The movie begins with the introduction to a powerful underworld Don, Lukka. He has a stake in all illegal activities like weapon smuggling, drugs, and land encroachment. Lukka's sidekicks include Salim Chikna, Takla , muscleman Babu Batla, and Munna Mobile.

Lukka ousts his erstwhile mentor Tandya Bhai to emerge as the number 1 don of Mumbai. After seeing Tandya rebel against Lukka's disloyalty, he captures Tandya's sister and lets Batla rape and kill her. Tandya is enraged by Lukka's actions and goes to kill him. However, he is surrounded by Lukka's men and is convinced by Lukka that he has no reason to live, following which Lukka himself kills Tandya.

The horrific act of Lukka was felt across the 'basti' where Shankar lived. A curfew is placed on the basti where Shankar meets Inspector Kaale, a corrupt inspector who helps Lukka in washing off his crimes in the eyes of the law. Inspector Kaale is always at loggerheads with the commissioner, who is an honest officer. The basti rallies against Lukka's thuggery but to no avail as the leader of the rally is killed by Lukka in broad daylight. When Inspector Kaale comes to investigate the matter, he argues with an angry Shankar, who tells the inspector to inform the goons that their end will come soon. Shankar later meets Lukka and they become sworn enemies.

Geeta, an aide of Mustafa gets to know about the open challenge that Shankar posed to Lukka. She brings Shankar and Mustafa together to plot against Lukka. Mustafa used to be the top don of Bombay until Lukka became powerful. Lukka ordered Batla to slice Mustafa's hands, which led to Mustafa dedicating his life to ending Lukka's reign. He informs Shankar it was Batla who killed Tandya's sister. This leads to Shankar chasing and beating up Batla. Fearing his life, Batla offers to testify against Lukka. But Lukka reaches the scene where Shankar cornered Batla. The commissioner arrests Lukka, Takla, and Batla. Lukka and Takla soon get bail at the behest of the minister. Secretly, Inspector Kaale lets Batla escape from lockup to start a new life away from Lukka. Unfortunately, once Batla was released, he encounters Lukka and his sidekicks. Angered at Batla's treachery, Lukka stabs and kills him.

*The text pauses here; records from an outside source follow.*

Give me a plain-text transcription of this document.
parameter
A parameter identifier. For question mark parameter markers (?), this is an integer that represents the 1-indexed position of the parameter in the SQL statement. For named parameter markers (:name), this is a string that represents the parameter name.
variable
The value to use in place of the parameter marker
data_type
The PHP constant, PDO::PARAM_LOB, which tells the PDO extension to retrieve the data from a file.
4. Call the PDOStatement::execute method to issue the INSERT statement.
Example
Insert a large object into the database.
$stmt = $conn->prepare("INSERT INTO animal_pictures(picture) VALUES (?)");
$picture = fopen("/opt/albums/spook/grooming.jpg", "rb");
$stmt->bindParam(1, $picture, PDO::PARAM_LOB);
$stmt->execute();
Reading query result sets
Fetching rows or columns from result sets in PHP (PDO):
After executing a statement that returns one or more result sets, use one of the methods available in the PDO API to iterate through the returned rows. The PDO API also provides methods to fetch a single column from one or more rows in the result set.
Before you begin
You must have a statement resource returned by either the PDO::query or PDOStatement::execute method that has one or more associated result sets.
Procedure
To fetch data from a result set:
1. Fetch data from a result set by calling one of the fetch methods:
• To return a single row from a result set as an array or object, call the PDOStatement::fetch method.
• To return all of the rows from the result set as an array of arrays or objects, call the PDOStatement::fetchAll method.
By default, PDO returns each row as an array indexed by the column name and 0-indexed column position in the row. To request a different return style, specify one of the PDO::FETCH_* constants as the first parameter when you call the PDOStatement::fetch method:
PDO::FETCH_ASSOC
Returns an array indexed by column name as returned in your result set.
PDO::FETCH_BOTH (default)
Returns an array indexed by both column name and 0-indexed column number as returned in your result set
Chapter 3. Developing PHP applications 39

Inspector Sujata Singh comes across some goons molesting a woman. While protecting the woman, she herself gets harassed by the goons. Fortunately, Arjun comes to the rescue of the inspector and the woman. Arjun is an alcoholic who has no will to live due to his loneliness. Years ago, he used to be a soldier in love with his girlfriend Karishma (Ramya Krishnan). Arjun was after the life of a weapons smuggler Thakur Vikraal 'Mahakaal' who escapes Arjun's attempts to capture him. In Arjun's first attempt, Vikraal manages to escape by air. Vikraal kills Karishma to terrorise Arjun. Realising this, Arjun chases Vikraal and shoots him. Eight years later, he realises Vikraal is still alive. Arjun chases Vikraal and captures him at gunpoint. There, he tells Arjun that eight years back while escaping from Arjun's hands, Vikraal found his beggar lookalike. Vikraal gave the beggar his clothes and Arjun had unknowingly killed the beggar. After hearing this, Arjun finally kills Vikraal. As a result, Arjun is let go from the military and he began seeking obsessive refuge in liquor.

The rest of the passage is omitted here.